Salient Partners, the embattled outside investment strategist for San Diego County’s pension fund, may continue managing much of the $10.3 billion fund through November.
The timeline, which was presented at a meeting Thursday by the pension system’s independent consultant, surprised some trustees who’ve been pressing to fire Salient since late summer.
Two months ago the board voted 8-1 to hire an in-house chief investment officer to assume some of the firm’s duties. Officials expect to fill the position in March.
“I also thought I understood, at the end of the year (2014), it was stated that we would be terminating the Salient contract after we hired the CIO,” said trustee and county supervisor Dianne Jacob, who moved in September to terminate the contract and begin a transition. The board rejected the motion.
Under its contract, the Houston-based investment firm is paid 0.08 percent of the fund’s assets, or about $8.2 million per year at recent valuations. Keeping Salient involved for most of 2015 was the recommendation of Scott Whalen of Wurtz and Associates, an independent consultant advising the board on revising its investment policy.
Along with overseeing the portfolio, Salient directly manages 45 percent of the fund’s investments, or roughly $4.6 billion. The firm uses derivatives, swaps and futures to control Treasuries, global stocks, commodities and other investments for the pension system. Unrelated managers invest the rest of the portfolio.
Whalen advised the board to let Salient continue managing its portions of the portfolio until a new CIO was in place and trustees had settled on a new strategy.
He said the board could fire the firm and shift the investments into index funds, but that would amount to two major portfolio transitions in a brief period.
Salient executive Lee Partridge has been the fund’s investment strategist since 2009, after the in-house chief investment officer resigned and the board outsourced the function.
Partridge promoted a strategy variously dubbed “risk parity” or “risk-balancing” that eschewed large stock holdings in favor of broad diversification into alternative asset classes. Key to strategy is use of leverage, a form of borrowing.
Partridge said leverage, if properly allocated, could boost returns with less risk than traditional strategies.

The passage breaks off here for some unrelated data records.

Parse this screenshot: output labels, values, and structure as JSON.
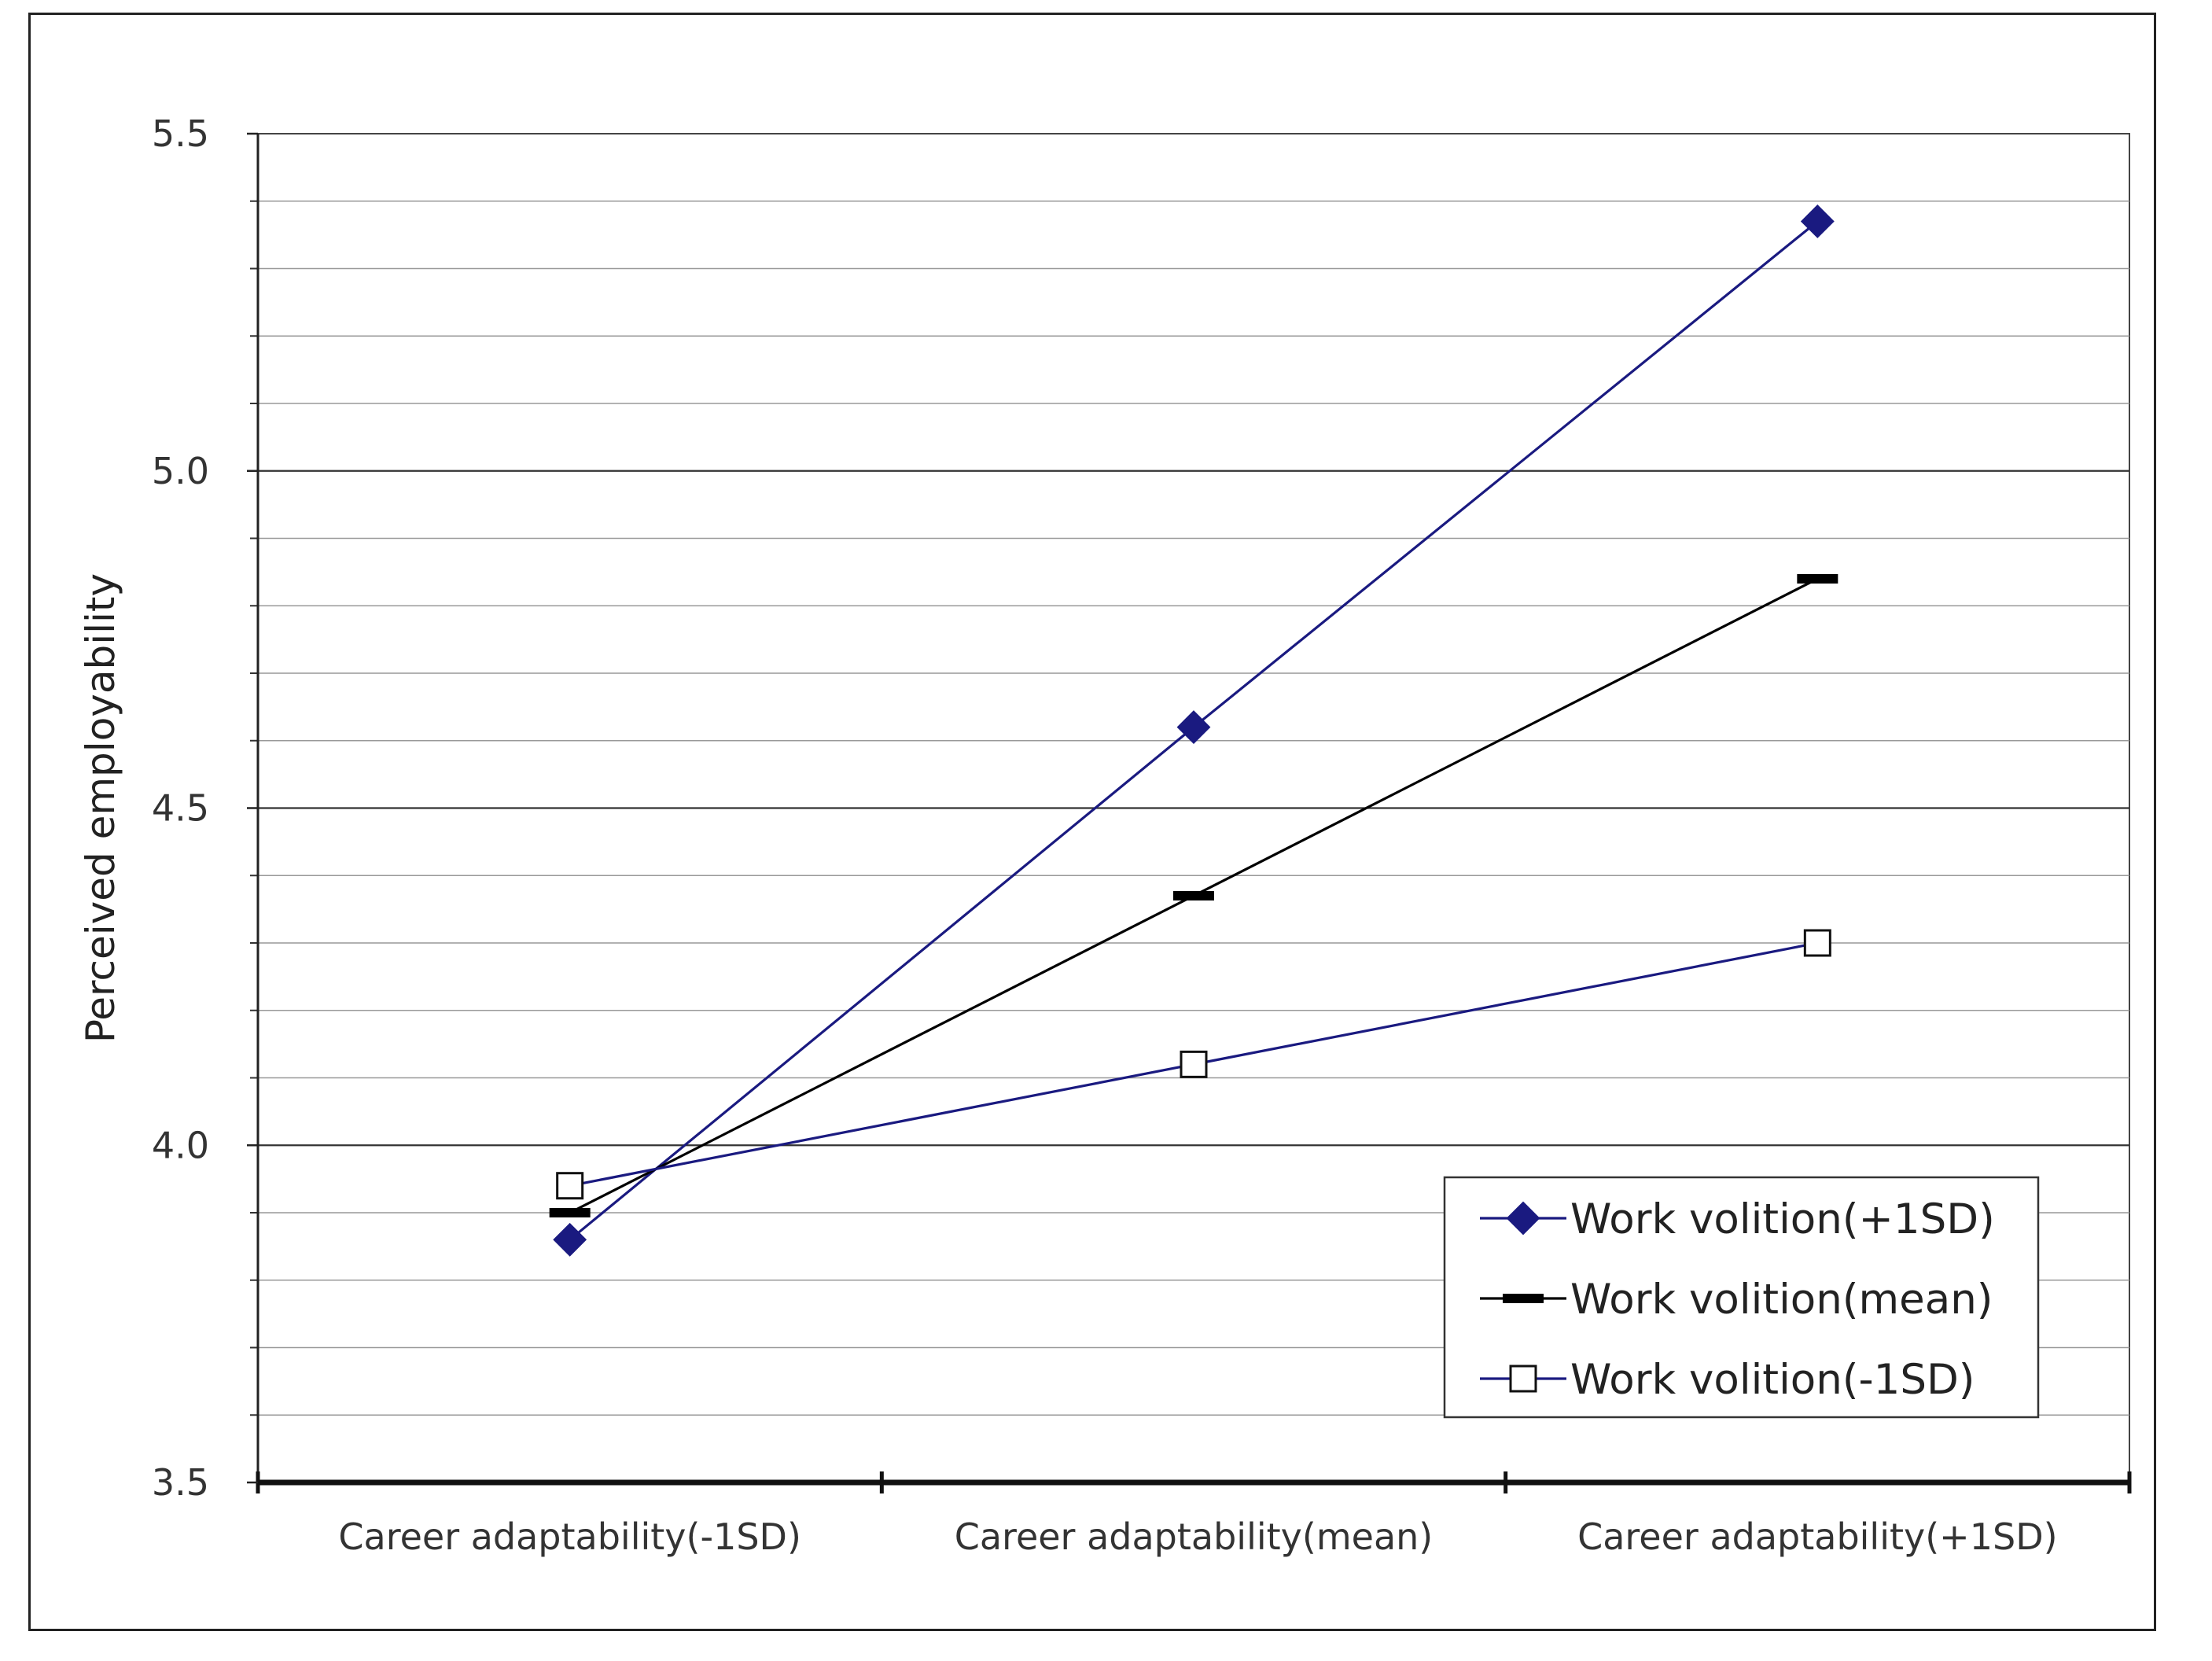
{
  "chart_data": {
    "type": "line",
    "ylabel": "Perceived employability",
    "xlabel": "",
    "ylim": [
      3.5,
      5.5
    ],
    "ytick_labels": [
      "5.5",
      "5.0",
      "4.5",
      "4.0",
      "3.5"
    ],
    "yticks": [
      5.5,
      5.0,
      4.5,
      4.0,
      3.5
    ],
    "minor_step": 0.1,
    "categories": [
      "Career adaptability(-1SD)",
      "Career adaptability(mean)",
      "Career adaptability(+1SD)"
    ],
    "series": [
      {
        "name": "Work volition(+1SD)",
        "values": [
          3.86,
          4.62,
          5.37
        ],
        "color": "#1a1a80",
        "marker": "diamond"
      },
      {
        "name": "Work volition(mean)",
        "values": [
          3.9,
          4.37,
          4.84
        ],
        "color": "#000000",
        "marker": "dash"
      },
      {
        "name": "Work volition(-1SD)",
        "values": [
          3.94,
          4.12,
          4.3
        ],
        "color": "#1a1a80",
        "marker": "open-square"
      }
    ],
    "legend_position": "bottom-right",
    "grid": true
  }
}
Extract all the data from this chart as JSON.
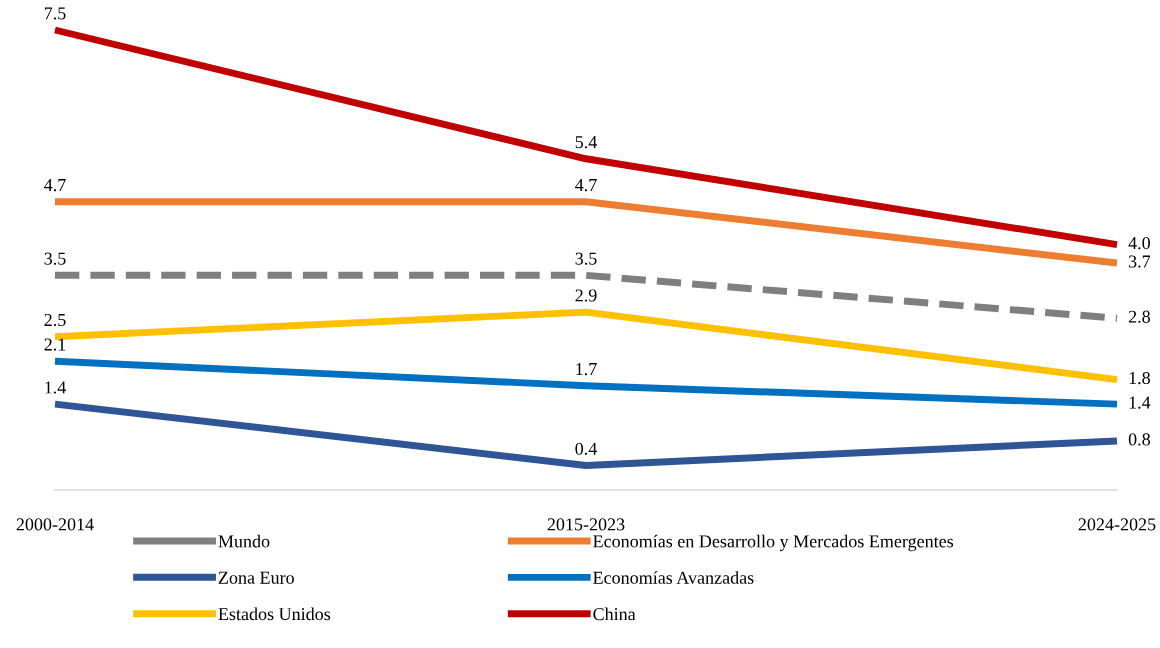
{
  "chart_data": {
    "type": "line",
    "categories": [
      "2000-2014",
      "2015-2023",
      "2024-2025"
    ],
    "legend": "bottom",
    "grid": false,
    "marker": "none",
    "series": [
      {
        "name": "Mundo",
        "color": "#7f7f7f",
        "line_style": "dashed",
        "values": [
          3.5,
          3.5,
          2.8
        ],
        "value_labels": [
          "3.5",
          "3.5",
          "2.8"
        ]
      },
      {
        "name": "Economías en Desarrollo y Mercados Emergentes",
        "color": "#ed7d31",
        "values": [
          4.7,
          4.7,
          3.7
        ],
        "value_labels": [
          "4.7",
          "4.7",
          "3.7"
        ]
      },
      {
        "name": "Zona Euro",
        "color": "#2f5597",
        "values": [
          1.4,
          0.4,
          0.8
        ],
        "value_labels": [
          "1.4",
          "0.4",
          "0.8"
        ]
      },
      {
        "name": "Economías Avanzadas",
        "color": "#0070c0",
        "values": [
          2.1,
          1.7,
          1.4
        ],
        "value_labels": [
          "2.1",
          "1.7",
          "1.4"
        ]
      },
      {
        "name": "Estados Unidos",
        "color": "#ffc000",
        "values": [
          2.5,
          2.9,
          1.8
        ],
        "value_labels": [
          "2.5",
          "2.9",
          "1.8"
        ]
      },
      {
        "name": "China",
        "color": "#c00000",
        "values": [
          7.5,
          5.4,
          4.0
        ],
        "value_labels": [
          "7.5",
          "5.4",
          "4.0"
        ]
      }
    ]
  }
}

In April, the board approved a dramatic increase in leverage, giving Partridge authority by June to place $20.5 billion at risk using as collateral the fund’s assets, which totalled about $10 billion at the time.
But by September trustees became concerned that market turmoil could wipe out the entire fund, leaving taxpayers billions of dollars in debt. Partridge said the risk of catastrophe was vanishingly small, but in September the board ordered him to reduce leverage to 20 percent, or about $12 billion in market exposure.